Critics of the drug industry have argued, convincingly, that opioid distributors should have known these kinds of shipments were not okay. Under federal law, the companies are supposed to report and stop suspicious orders of some drugs, including opioids. Yet they didn’t. And now West Virginia has the worst drug overdose death rate in the country.
Would the DEA have been able to reverse the opioid crisis without the new law? Almost certainly not. The agency acted far too slowly — only going after the industry after this all turned into a full-blown epidemic. And now so many people are suffering in this crisis that the response must focus on providing greater access to addiction treatment, not solely law enforcement action. (More on the solutions to the opioid crisis in Vox’s explainer.)

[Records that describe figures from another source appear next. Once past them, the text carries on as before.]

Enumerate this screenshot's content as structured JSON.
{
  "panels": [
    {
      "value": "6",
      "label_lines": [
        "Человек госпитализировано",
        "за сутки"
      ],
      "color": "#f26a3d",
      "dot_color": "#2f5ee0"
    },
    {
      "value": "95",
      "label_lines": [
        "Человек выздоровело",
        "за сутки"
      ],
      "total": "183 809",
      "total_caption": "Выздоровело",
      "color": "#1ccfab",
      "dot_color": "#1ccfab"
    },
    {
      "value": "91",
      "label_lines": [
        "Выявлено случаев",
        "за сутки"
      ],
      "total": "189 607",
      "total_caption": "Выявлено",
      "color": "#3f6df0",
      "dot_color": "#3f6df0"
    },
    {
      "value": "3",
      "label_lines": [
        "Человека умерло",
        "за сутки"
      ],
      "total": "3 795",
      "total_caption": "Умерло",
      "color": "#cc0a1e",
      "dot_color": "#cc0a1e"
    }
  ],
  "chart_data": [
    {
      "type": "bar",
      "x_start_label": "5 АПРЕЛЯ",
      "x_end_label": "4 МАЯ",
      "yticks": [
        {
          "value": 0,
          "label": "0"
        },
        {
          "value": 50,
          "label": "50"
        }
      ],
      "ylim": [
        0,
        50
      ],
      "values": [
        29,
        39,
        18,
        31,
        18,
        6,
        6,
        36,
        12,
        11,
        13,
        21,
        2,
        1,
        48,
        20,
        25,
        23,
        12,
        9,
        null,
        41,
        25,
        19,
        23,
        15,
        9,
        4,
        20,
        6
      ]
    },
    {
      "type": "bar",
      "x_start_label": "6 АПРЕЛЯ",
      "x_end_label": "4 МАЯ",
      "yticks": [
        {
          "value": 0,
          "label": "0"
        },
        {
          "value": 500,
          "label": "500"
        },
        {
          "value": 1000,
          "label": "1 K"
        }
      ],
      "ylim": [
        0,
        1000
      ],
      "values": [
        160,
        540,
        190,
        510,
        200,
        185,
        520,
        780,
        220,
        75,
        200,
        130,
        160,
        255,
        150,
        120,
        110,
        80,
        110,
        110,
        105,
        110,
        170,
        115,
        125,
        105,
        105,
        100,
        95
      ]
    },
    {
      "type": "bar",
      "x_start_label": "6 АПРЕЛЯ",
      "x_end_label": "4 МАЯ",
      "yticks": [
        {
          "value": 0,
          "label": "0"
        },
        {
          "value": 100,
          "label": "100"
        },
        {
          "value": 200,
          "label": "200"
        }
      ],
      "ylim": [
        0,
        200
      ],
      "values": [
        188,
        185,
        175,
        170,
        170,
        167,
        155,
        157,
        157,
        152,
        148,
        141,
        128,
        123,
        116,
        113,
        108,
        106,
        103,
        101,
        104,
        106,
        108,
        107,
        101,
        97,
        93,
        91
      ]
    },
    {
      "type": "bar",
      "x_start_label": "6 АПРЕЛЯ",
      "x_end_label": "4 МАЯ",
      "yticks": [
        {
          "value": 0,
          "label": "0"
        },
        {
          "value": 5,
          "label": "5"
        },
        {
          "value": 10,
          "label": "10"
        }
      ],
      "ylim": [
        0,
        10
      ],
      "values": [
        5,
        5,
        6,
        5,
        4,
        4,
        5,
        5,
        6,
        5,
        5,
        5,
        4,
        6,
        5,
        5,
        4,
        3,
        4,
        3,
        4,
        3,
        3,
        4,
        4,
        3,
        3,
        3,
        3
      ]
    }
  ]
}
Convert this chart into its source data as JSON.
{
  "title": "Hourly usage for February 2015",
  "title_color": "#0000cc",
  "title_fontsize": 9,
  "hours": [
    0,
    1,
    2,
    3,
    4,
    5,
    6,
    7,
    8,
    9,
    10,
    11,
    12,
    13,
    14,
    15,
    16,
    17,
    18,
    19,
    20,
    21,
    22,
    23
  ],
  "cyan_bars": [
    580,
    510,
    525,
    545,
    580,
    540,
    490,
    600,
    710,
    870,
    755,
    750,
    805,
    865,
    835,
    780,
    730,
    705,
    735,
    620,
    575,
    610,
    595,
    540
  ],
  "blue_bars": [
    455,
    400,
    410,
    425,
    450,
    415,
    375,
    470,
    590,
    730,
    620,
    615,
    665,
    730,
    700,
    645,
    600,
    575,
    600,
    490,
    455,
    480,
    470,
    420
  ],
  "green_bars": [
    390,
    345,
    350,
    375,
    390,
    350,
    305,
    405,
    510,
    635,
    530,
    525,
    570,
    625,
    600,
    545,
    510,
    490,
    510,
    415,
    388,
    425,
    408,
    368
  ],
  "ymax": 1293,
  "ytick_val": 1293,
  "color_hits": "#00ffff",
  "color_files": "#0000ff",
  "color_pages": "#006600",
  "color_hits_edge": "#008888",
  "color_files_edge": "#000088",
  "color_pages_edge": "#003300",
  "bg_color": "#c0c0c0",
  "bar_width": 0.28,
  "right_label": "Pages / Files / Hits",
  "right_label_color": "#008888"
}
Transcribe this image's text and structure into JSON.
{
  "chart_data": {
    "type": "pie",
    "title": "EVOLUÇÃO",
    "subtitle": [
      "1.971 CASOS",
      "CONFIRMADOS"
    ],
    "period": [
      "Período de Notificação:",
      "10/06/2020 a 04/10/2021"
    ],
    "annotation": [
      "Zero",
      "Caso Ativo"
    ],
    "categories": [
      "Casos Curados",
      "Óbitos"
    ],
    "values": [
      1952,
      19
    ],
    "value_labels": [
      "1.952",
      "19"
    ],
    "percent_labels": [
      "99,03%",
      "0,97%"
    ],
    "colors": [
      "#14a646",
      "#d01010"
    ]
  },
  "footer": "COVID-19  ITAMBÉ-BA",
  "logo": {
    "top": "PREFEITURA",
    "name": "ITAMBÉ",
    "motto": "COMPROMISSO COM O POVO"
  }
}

Based on the Post and 60 Minutes’ reports and Mulrooney’s law review article, though, the DEA would have been able to stop at least some dangerous shipments with the measure and maybe prevent some cases of misuse and addiction. But now the DEA can’t — all because every elected official in federal government, out of inattention, ignorance, or support from the drug industry, let this law go through.